In 2016, it was announced that Global Creatures was developing Moulin Rouge! into a stage musical. Alex Timbers was slated to direct the production, and John Logan was tapped to write the book. Moulin Rouge!: The Musical, starring Aaron Tveit as Christian and Karen Olivo as Satine, premiered on 10 July 2018 at the Colonial Theatre in Boston.
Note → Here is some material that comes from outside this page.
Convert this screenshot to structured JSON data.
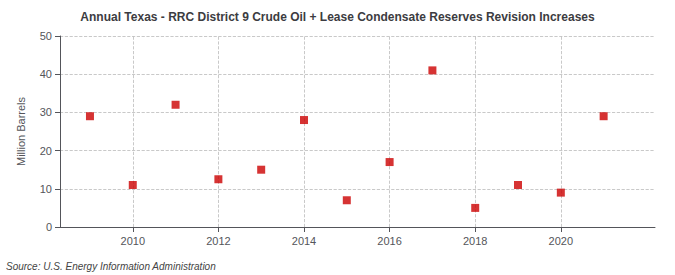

The Broadway production opened at the Al Hirschfeld Theatre on 25 July 2019. In May 2025, Boy George, Jordan Fisher, and Solea Pfeiffer were playing the roles of Zidler, Christian, and Satine, respectively.

==In popular culture==
The 2002 made-for-television movie It's a Very Merry Muppet Christmas Movie features a Christmas-themed parody entitled "Moulin Scrooge", in which various scenes and musical numbers are re-enacted by Muppets. In Moulin Scrooge, Christian is played by Kermit the Frog, Satine (named Saltine) by Miss Piggy, Toulouse-Lautrec by Gonzo and Zidler by Fozzie Bear.

The US music video for "Mr. Brightside" by the Killers was inspired by the film.

In the 2017–18 figure skating season, at the 2018 Winter Olympics, Canadian skaters Tessa Virtue and Scott Moir performed two selections from Moulin Rouge!, interpreting the story of Christian and Satine through "The Show Must Go On", "El Tango de Roxanne", and "Come What May". Their performance won the gold medal in the team and the individual events. At this event, Virtue and Moir became the most decorated skaters of all time.